The Statesman Desk | New Delhi |

If we are to look back at, and review, the Indian cricket board’s decision to conduct the game in the country’s capital city and its contiguous areas by means of an ad hoc committee that would be answerable to it, we had better begin where blizzards of allegations about wanton favouritism ~ and, on the flip side, criminal neglect of real talent ~ in team selection hit New Delhi.

To say that is not to ignore, or endorse, our facile adoption of a customary boys-will-be-boys insouciance about administrative wrongdoing until things really get out of hand. The most important thing in this is the damage that has been done in terms of bypassed, if not culpably sidelined, young ones with immeasurable potential.
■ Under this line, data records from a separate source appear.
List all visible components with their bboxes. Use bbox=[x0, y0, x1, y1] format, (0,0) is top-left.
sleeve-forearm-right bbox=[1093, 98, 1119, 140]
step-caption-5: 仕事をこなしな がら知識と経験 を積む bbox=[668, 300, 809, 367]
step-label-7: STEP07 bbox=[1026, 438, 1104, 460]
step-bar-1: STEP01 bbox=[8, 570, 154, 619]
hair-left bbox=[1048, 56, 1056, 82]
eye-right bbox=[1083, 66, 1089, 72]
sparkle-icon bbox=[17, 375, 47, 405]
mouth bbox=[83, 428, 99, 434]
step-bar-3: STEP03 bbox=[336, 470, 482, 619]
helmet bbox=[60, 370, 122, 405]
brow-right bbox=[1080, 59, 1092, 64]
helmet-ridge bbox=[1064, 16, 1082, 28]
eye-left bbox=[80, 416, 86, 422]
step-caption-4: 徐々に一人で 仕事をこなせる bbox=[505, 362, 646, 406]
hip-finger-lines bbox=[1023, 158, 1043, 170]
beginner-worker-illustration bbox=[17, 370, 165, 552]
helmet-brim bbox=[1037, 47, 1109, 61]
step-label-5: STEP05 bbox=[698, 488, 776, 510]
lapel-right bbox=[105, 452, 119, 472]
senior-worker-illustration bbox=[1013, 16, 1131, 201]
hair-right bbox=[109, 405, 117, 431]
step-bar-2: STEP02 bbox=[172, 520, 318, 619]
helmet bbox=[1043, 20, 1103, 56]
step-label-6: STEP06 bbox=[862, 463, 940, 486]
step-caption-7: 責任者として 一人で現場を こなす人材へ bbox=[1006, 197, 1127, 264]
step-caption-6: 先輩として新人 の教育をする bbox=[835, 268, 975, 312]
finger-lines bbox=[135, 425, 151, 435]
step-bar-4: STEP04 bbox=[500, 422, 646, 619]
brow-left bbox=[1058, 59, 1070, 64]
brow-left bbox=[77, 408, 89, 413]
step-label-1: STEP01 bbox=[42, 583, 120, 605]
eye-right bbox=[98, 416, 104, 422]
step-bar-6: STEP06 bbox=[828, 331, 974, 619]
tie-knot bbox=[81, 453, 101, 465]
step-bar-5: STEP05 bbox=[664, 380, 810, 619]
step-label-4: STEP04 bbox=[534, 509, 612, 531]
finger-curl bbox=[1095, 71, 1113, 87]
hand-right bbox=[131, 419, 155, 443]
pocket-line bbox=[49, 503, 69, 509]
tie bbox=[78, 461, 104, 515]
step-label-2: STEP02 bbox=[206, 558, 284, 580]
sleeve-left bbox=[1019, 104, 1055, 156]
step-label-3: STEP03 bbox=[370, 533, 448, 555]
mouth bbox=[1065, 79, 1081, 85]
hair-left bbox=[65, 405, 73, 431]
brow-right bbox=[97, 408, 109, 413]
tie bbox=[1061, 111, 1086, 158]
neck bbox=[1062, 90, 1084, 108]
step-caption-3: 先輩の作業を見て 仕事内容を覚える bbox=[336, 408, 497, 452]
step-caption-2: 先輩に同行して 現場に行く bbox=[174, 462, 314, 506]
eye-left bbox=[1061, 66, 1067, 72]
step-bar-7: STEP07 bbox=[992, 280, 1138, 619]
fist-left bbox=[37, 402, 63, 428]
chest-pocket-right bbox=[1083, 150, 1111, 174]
Anyone thinking about it with a pan-Indian perspective will deem it a blow to our growth in the game and therefore, seriously regrettable. It, of course, might come to be argued that the Delhi and District Cricket Association is but one among many sporting organisations in this land that is a byword for bitter faction feuds, serious fiancial irregularities and a lot of assorted, conseqential ills that do it no good, but it has over the years been extremely difficult not to arrive at the conclusion that the DDCA, while not a unique specimen of its kind, was never really very far from being alone in its own class.

The presence of highvisibility and high-power people in its corridors, whether as kings or king-makers, was always a kind of guarantee for their cronies to attempt so much that was very, very low and pull it off without being pulled up. So high has been the pile of misdeeds that internally organised correctional efforts ~ sometimes in the form of elections ~ seemed never to yield the desired result.
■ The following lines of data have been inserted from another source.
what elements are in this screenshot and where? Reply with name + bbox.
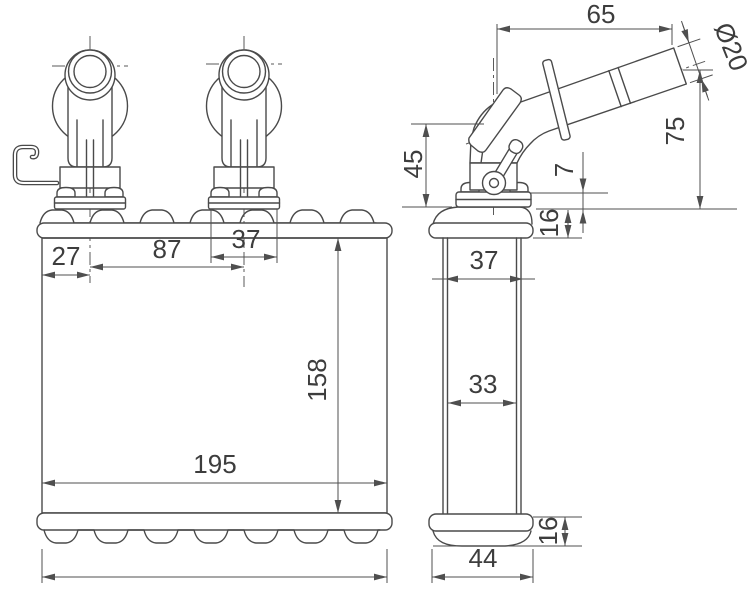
side-core-body <box>442 237 522 515</box>
dim-side-tank-width: 37 <box>470 245 499 275</box>
dim-side-pipe-diameter: Ø20 <box>708 18 751 75</box>
front-pipe-fitting-1 <box>51 49 129 210</box>
dim-side-bottom-width: 44 <box>469 543 498 573</box>
dim-side-pipe-end-height: 75 <box>660 117 690 146</box>
dim-side-pipe-reach: 65 <box>587 0 616 29</box>
dim-side-fitting-height: 45 <box>398 150 428 179</box>
side-fitting-block <box>469 138 524 196</box>
dim-side-flange-offset: 7 <box>549 163 579 177</box>
side-dimensions: 65 Ø20 75 45 7 <box>398 0 751 583</box>
front-dimensions: 27 87 37 158 195 <box>41 209 388 583</box>
side-bottom-tank <box>428 513 534 547</box>
side-pipe-collar <box>468 87 522 153</box>
side-elbow-pipe <box>468 47 687 164</box>
dim-side-top-tank-depth: 16 <box>534 209 564 238</box>
side-pivot-boss <box>481 170 507 196</box>
side-mounting-strip <box>542 58 571 141</box>
dim-front-core-width: 195 <box>193 449 236 479</box>
front-retainer-clip <box>12 144 60 186</box>
front-view: 27 87 37 158 195 <box>12 36 393 583</box>
dim-front-bracket-width: 37 <box>232 224 261 254</box>
dim-front-core-height: 158 <box>302 358 332 401</box>
dim-side-core-thickness: 33 <box>469 369 498 399</box>
dim-front-pipe-spacing: 87 <box>153 234 182 264</box>
side-view: 65 Ø20 75 45 7 <box>398 0 751 583</box>
front-bottom-tank <box>36 512 393 544</box>
dim-front-left-offset: 27 <box>52 241 81 271</box>
side-top-tank <box>428 206 534 239</box>
dim-side-bottom-tank-depth: 16 <box>533 517 563 546</box>
front-pipe-fitting-2 <box>205 49 283 210</box>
Fresh flare-ups were never too far away. The language used in the backand- forth could very often be terribly toxic. The warp and weft of endless rounds of politicking sometimes manifested itself in the way the teams functioned, sometimes embarrassing themselves. Stalwarts found themselves obliged to step aside ~ and eventually retreat without making a noise.

And the long period during which the Board of Control for Cricket in India, far less sure of itself than before, had the top court-appointed committee of administrators running it might have been mistaken for a spell of go-as-you-like entertainment, mostly selforiented.

Throughout the trading of barbs and tricks, the DDCA never seemed to feel that well might matters come to a head, sooner rather than later. In Rajasthan, when the BCCI decided to crack the whip to push Lalit Modi into the margin, it was under a certain kind of compulsion. In Delhi, it faced a different problem.

If the ad hoc panel finds a way out of the mess, it will be a gentle reminder that cricket is only a game.